Sand collected in container 44 is released into the sand guide 18 via batch gate 56. Once all the sand has passed through chamber 13, the sand is allowed to exit into second chamber 23 by a batch out gate 58. The sand then passes along fluid bed 60 and enters a sieve section 62 where the sand is conditioned before exiting the apparatus 42. Hot fluid exiting the second chamber 23 is recycled to heat the oven 52.

Claims

1. An apparatus for regenerating sand comprising; a first chamber having a sand input and a sand output, and a source of microwave radiation, the first chamber further comprising a waveguide for microwave radiation, and the microwave source supplying the first chamber with microwave energy such that substantially all of the sand passing through the chamber is heated to a temperature of at least 580°C the apparatus further comprising a second chamber associated with the first chamber and positioned such that sand exiting the first chamber via the sand output enters the second chamber, the second chamber serving as a phase conversion chamber.

2. An apparatus according to claim 1 wherein the first chamber comprises a fluid which passes through the first chamber.

3. An apparatus according to claim 2 wherein a controlled volume of the fluid passes through the first chamber at a predetermined velocity.

4. An apparatus according to claim 2 or claim 3 wherein the fluid comprises air.

5. An apparatus according to any one of the preceding claims further comprising a sand guide positioned within the first chamber.

6. An apparatus according to claim 5 wherein the relative dimensions of the first chamber and sand guide, and the position of the sand guide within the chamber ensure that heating ofthe sand is maximised.

7. An apparatus according to any one of the preceding claims wherein the second chamber is fluidised and serves as a β phase conversion chamber.

8. An apparatus according to claim 7 wherein the second chamber is fluidised by air.
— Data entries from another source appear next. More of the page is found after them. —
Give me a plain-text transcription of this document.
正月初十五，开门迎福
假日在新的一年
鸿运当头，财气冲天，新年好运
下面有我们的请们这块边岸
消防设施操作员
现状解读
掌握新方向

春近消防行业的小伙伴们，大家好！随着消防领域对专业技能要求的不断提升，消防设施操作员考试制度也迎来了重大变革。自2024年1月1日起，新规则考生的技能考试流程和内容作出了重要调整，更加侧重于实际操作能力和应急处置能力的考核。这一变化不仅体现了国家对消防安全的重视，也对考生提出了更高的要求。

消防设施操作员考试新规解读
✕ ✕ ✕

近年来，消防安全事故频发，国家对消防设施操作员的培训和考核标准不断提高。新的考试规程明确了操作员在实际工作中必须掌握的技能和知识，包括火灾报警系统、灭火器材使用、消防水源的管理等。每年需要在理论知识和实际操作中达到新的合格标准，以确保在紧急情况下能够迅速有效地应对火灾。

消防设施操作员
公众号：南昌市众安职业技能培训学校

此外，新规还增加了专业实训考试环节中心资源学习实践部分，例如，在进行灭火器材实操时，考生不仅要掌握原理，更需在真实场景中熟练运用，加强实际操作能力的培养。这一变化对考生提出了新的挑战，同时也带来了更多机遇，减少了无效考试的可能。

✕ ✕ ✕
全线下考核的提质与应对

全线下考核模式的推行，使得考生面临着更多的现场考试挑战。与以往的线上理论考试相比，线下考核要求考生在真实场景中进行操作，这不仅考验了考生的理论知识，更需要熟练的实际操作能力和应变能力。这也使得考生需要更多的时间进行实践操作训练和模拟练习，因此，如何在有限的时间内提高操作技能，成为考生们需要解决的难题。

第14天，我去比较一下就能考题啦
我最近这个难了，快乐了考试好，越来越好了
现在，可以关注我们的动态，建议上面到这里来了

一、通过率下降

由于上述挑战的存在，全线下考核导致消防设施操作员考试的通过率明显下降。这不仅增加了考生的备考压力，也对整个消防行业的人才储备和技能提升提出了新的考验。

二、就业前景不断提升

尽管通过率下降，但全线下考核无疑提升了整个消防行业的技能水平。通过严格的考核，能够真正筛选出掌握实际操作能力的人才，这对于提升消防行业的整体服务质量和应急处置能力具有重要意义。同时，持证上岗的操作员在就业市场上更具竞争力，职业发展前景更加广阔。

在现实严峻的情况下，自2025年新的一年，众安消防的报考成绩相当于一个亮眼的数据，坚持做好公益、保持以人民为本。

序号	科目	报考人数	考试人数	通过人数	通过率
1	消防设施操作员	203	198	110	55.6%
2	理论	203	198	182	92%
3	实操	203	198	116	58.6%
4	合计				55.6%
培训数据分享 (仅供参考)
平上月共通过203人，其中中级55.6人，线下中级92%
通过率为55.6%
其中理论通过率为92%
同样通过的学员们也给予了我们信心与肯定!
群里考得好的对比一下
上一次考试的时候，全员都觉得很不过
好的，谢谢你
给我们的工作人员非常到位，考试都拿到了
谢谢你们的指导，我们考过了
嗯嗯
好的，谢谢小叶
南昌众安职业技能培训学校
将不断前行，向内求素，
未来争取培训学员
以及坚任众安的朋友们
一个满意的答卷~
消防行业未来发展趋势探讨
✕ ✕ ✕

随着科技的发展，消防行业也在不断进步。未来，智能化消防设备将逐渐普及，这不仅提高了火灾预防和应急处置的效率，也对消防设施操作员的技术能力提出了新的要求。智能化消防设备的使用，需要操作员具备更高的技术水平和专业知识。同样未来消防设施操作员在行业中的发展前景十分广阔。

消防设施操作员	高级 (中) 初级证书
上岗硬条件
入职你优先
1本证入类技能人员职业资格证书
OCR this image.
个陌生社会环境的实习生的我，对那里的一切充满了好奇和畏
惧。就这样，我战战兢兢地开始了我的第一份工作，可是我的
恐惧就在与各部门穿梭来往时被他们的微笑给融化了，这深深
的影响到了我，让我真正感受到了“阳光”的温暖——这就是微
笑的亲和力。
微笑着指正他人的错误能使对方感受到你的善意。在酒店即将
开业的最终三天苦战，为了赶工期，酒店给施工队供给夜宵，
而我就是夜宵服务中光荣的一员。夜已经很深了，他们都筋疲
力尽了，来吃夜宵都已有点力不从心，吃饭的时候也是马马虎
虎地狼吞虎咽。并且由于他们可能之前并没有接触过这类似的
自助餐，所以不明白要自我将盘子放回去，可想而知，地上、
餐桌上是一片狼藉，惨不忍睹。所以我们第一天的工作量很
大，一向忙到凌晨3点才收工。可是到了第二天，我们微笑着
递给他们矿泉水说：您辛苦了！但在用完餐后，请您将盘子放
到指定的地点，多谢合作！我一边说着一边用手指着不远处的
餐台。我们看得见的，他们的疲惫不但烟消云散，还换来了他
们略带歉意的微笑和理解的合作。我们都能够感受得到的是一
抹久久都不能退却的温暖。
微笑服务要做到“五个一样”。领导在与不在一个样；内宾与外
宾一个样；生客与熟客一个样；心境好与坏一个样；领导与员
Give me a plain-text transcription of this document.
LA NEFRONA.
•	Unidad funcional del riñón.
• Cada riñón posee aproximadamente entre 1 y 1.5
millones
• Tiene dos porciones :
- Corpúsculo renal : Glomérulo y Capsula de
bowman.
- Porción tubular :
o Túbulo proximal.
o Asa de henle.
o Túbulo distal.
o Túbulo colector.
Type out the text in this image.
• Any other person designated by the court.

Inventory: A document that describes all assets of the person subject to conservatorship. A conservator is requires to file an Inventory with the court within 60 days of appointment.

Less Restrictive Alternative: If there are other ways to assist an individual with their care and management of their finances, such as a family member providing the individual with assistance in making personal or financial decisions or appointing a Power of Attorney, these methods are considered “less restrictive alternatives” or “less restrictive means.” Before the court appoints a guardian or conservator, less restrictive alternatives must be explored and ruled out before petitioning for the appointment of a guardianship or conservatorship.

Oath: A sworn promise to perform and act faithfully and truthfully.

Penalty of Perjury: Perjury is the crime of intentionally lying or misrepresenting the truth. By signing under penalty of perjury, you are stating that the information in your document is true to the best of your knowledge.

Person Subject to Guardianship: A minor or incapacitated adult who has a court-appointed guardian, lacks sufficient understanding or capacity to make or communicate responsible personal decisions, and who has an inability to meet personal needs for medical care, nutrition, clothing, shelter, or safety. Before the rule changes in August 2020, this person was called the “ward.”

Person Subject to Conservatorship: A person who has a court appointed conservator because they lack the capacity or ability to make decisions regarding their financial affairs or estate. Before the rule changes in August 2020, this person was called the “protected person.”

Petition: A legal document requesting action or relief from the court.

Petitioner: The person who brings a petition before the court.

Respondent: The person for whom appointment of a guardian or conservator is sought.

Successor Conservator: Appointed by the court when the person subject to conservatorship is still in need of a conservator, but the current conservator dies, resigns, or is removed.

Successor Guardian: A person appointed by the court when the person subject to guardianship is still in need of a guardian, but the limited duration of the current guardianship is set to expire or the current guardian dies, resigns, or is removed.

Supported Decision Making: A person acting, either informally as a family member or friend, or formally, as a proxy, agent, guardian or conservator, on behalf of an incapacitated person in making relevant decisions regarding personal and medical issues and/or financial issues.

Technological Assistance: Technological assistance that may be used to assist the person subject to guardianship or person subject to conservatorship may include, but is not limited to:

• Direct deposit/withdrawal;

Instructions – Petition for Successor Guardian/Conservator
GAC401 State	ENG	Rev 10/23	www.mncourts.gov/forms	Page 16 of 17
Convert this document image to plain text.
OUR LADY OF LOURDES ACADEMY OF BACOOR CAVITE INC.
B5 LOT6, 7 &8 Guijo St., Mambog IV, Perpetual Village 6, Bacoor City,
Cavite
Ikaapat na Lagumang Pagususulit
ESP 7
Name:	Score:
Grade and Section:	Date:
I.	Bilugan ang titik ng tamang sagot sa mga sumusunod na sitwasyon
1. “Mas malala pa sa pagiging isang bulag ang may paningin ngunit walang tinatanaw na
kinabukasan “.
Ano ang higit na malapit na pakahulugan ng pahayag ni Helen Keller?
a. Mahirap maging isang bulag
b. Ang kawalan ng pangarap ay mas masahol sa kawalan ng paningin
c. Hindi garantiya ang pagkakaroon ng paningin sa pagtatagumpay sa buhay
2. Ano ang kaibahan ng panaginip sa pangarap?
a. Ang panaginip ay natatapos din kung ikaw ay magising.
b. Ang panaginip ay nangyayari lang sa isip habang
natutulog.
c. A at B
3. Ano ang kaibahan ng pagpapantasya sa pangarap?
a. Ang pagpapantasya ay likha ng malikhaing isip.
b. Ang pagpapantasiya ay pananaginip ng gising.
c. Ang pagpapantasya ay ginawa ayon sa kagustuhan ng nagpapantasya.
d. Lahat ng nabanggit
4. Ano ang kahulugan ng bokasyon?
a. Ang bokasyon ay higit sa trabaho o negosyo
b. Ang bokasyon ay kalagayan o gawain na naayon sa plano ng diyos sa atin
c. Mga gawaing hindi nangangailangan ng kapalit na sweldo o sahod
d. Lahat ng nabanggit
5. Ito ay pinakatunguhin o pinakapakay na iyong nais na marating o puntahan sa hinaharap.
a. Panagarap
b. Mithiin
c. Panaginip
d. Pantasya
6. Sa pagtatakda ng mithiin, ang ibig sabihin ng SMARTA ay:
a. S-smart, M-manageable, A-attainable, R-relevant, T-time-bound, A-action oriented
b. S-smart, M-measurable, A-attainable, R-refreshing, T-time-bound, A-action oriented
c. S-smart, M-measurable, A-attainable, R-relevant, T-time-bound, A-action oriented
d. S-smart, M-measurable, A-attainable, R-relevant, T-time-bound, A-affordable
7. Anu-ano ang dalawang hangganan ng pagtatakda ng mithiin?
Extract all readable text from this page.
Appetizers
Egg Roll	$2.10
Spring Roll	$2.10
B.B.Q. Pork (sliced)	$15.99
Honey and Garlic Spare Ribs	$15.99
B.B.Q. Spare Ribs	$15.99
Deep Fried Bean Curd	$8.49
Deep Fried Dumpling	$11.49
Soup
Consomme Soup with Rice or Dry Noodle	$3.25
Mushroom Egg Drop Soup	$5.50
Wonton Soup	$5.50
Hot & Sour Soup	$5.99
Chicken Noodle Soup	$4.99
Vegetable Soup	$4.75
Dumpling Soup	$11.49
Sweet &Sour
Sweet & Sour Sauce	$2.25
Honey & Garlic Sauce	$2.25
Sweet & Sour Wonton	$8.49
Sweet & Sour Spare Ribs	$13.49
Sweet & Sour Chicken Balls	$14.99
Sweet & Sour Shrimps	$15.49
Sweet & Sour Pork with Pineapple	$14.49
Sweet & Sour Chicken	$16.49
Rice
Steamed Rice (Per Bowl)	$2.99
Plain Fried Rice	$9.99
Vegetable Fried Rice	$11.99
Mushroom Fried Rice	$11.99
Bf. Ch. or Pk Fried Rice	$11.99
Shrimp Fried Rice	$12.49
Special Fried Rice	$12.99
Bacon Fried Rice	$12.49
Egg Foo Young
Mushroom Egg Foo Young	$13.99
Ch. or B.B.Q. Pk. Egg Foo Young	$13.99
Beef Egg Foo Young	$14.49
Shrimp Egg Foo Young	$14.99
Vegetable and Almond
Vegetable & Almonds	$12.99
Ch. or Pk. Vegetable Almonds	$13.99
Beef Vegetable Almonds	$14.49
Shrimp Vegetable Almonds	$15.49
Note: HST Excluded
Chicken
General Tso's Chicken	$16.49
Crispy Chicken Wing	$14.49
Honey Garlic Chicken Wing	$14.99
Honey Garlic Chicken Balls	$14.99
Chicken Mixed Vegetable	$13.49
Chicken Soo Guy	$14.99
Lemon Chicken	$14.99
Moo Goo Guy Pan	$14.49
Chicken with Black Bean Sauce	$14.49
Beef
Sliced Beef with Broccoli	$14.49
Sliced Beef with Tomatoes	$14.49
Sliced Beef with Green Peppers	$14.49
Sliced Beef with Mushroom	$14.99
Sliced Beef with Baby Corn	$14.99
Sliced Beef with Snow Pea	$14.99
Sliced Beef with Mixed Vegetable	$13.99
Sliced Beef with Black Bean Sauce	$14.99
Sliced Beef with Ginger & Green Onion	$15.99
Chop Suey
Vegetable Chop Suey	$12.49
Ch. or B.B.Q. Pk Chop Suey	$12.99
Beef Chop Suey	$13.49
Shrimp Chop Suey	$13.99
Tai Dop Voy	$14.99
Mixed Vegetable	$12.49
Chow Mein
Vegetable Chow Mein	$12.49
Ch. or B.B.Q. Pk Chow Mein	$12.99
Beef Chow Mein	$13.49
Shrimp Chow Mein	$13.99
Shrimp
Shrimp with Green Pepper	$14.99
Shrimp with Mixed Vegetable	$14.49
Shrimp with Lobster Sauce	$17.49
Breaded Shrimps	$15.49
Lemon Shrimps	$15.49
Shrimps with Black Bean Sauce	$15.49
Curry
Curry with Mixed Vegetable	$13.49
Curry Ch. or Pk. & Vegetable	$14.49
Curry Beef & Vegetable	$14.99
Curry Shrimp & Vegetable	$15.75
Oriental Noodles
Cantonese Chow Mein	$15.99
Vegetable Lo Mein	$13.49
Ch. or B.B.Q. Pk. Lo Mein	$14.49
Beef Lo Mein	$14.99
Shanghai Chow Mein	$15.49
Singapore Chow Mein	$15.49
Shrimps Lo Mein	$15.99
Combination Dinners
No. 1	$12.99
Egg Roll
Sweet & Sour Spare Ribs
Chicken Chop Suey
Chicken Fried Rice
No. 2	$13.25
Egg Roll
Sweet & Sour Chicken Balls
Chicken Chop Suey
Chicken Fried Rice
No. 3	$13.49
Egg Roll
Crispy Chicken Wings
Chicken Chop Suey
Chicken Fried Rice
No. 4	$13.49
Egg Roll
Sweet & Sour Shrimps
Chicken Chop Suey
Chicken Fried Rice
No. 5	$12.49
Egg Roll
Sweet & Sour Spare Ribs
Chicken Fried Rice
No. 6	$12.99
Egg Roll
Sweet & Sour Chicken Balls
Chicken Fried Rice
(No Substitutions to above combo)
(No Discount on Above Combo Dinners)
9. An apparatus according to any one of the preceding claims further comprising a sand classifier which classifies sand before it enters the first chamber via the sand input.

10. An apparatus according to any one of the preceding claims wherein the first chamber has a substantially vertical axis, and a sand guide extends substantially parallel to the axis ofthe chamber.

11. An apparatus according to claim 9 wherein the air used to fluidised the second chamber subsequently passes through the first chamber.

12. A method of regenerating foundry sand comprising the steps of: exposing sand to microwave radiation in a fluidised bed such that the sand is exposed to temperatures in excess of 600°C; causing the sand to exit the first chamber and enter a second chamber which second chamber is also fluidised and wherein the temperature of the sand drops, whereby the sand undergoes an allotropic transformation from the α phase to the β phase.

13. A method according to claim 12 further comprising an initial step of classifying the sand.

14. A method according to claim 12 or claim 13 further comprising a final step of sieving the regenerated sand.

15. An apparatus substantially as herein before described with reference to the accompanying drawings.

16. A method substantially as herein before described with reference to the accompanying drawings.